U.S. interest in tesamorelin has surged dramatically. Monthly search volume grew 49% between September 2025 and February 2026 — from roughly 90,500 to over 135,000 monthly searches — reflecting its rapid crossover from HIV specialty medicine into mainstream longevity and metabolic health practice.

Is Tesamorelin Right for You?

Tesamorelin is worth considering for patients who:

• Have documented GH axis decline (common with aging, stress, obesity)
• Struggle specifically with central/visceral adiposity resistant to diet and exercise
• Have metabolic syndrome components (elevated triglycerides, low HDL, hepatic fat)
• Are exploring evidence-based longevity interventions with a physician
• Want the confidence of FDA-approved clinical data rather than grey-market research

It is less appropriate for younger, healthy individuals without documented GH insufficiency, or for anyone with contraindications including active cancer history.

The Bottom Line

Tesamorelin stands apart from virtually every other peptide in the wellness and longevity space: it has FDA approval, peer-reviewed Phase III clinical trial data published in top journals, a characterized safety profile from rigorous trials, and a growing evidence base for off-label applications including NAFLD, cognitive support, and general metabolic health.

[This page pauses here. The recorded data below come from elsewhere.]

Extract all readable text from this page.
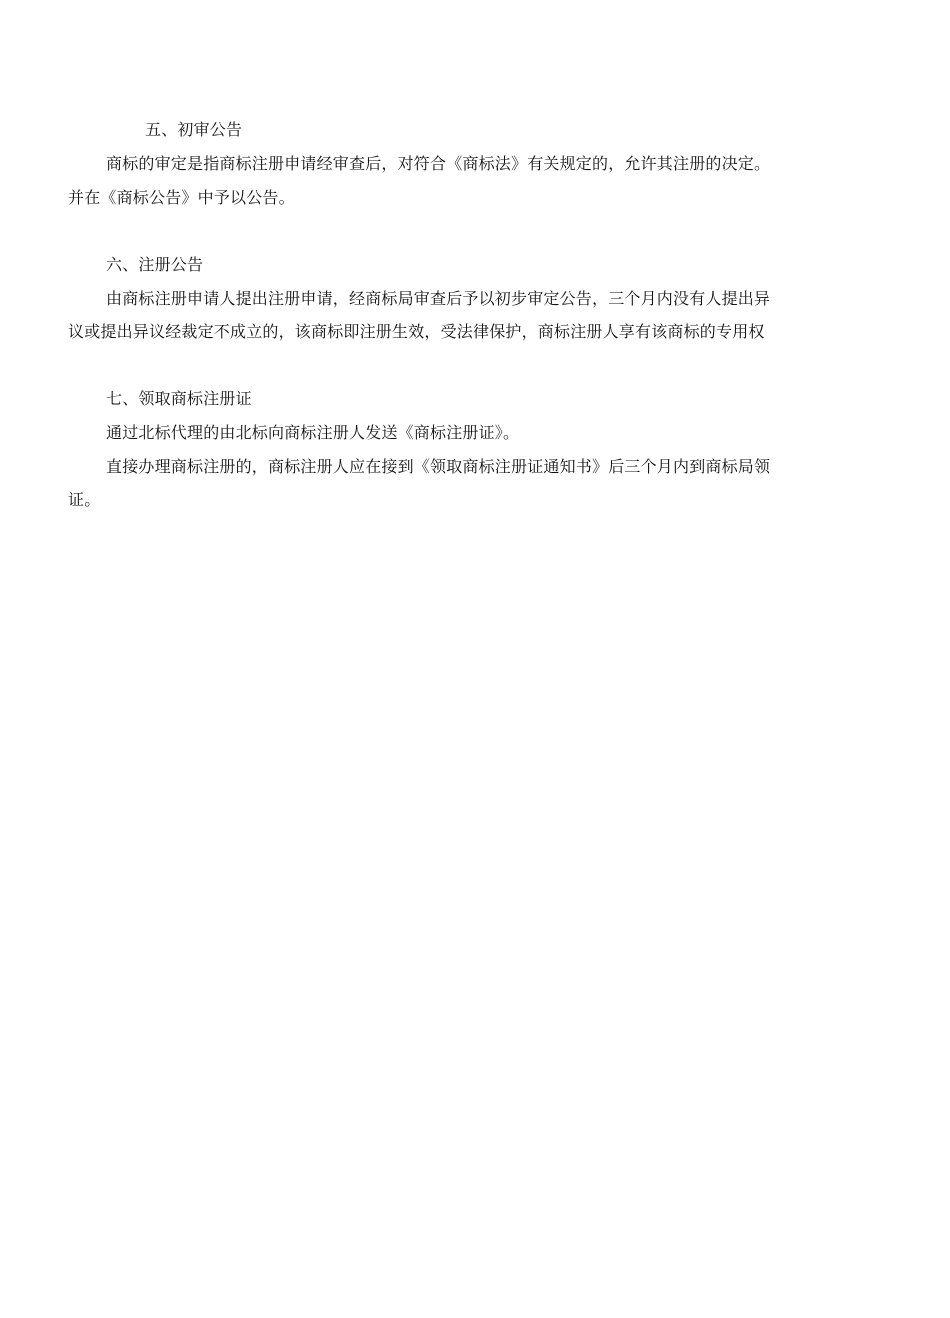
五、初审公告
商标的审定是指商标注册申请经审查后，对符合《商标法》有关规定的，允许其注册的决定。
并在《商标公告》中予以公告。
六、注册公告
由商标注册申请人提出注册申请，经商标局审查后予以初步审定公告，三个月内没有人提出异
议或提出异议经裁定不成立的，该商标即注册生效，受法律保护，商标注册人享有该商标的专用权
七、领取商标注册证
通过北标代理的由北标向商标注册人发送《商标注册证》。
直接办理商标注册的，商标注册人应在接到《领取商标注册证通知书》后三个月内到商标局领
证。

For patients working with qualified prescribers to address visceral adiposity, GH decline, or related metabolic dysfunction, tesamorelin offers a physiologically elegant solution — one that works with your body's own regulatory architecture rather than overriding it. The 2025 approval of Egrifta WR further reduces the practical burden of treatment, making it more accessible than ever.

In a field crowded with under-studied compounds, tesamorelin's clinical pedigree is genuinely exceptional. That's why it's increasingly the anchor peptide in evidence-based metabolic health protocols.

Disclaimer: This article is for informational and educational purposes only. Tesamorelin is a prescription medication. Consult a licensed healthcare provider before beginning any peptide therapy. Nothing here constitutes medical advice.